NIO, Asynchronous IO, Event based program as this is all known as, is a much more complicated system design, and I wouldn't suggest you try and write this if you are starting out. Even very Senior programmers find it very hard to build a robust systems. Since you are asynchronous you can't call APIs that block. Like reading data from the DB or sending messages to other servers have to be performed asynchronously. Even reading/writing from the file system can slow your single thread down lowering your scalability. Once you go asynchronous it's all asynchronous all the time if you want to keep the single thread moving. That's where it gets challenging because eventually you'll run into an API, like DBs, that is not asynchronous and you have to adopt more threads at some level. So a hybrid approaches are common even in the asynchronous world.
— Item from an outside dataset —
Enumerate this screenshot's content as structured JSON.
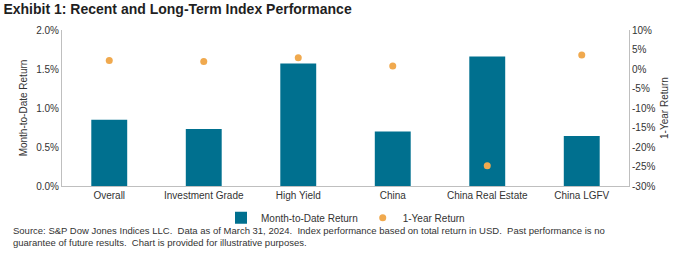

The good news is there are other solutions that use this lower level API already built that you can use. NodeJS, Vertx, Netty, Apache Mina, Play Framework, Twisted Python, Stackless Python, etc. There might be some obscure library for C++, but honestly I wouldn't bother. Server technology doesn't require the very fastest languages because it's IO bound more than CPU bound. If you are a die hard performance nut use Java. It has a huge community of code to pull from and it's speed is very close (and sometimes better) than C++. If you just hate it go with Node or Python.
Yes, yes it does. :D
The earlier answers lack imagination. I see no more reason to use AJAX if websockets are available to you.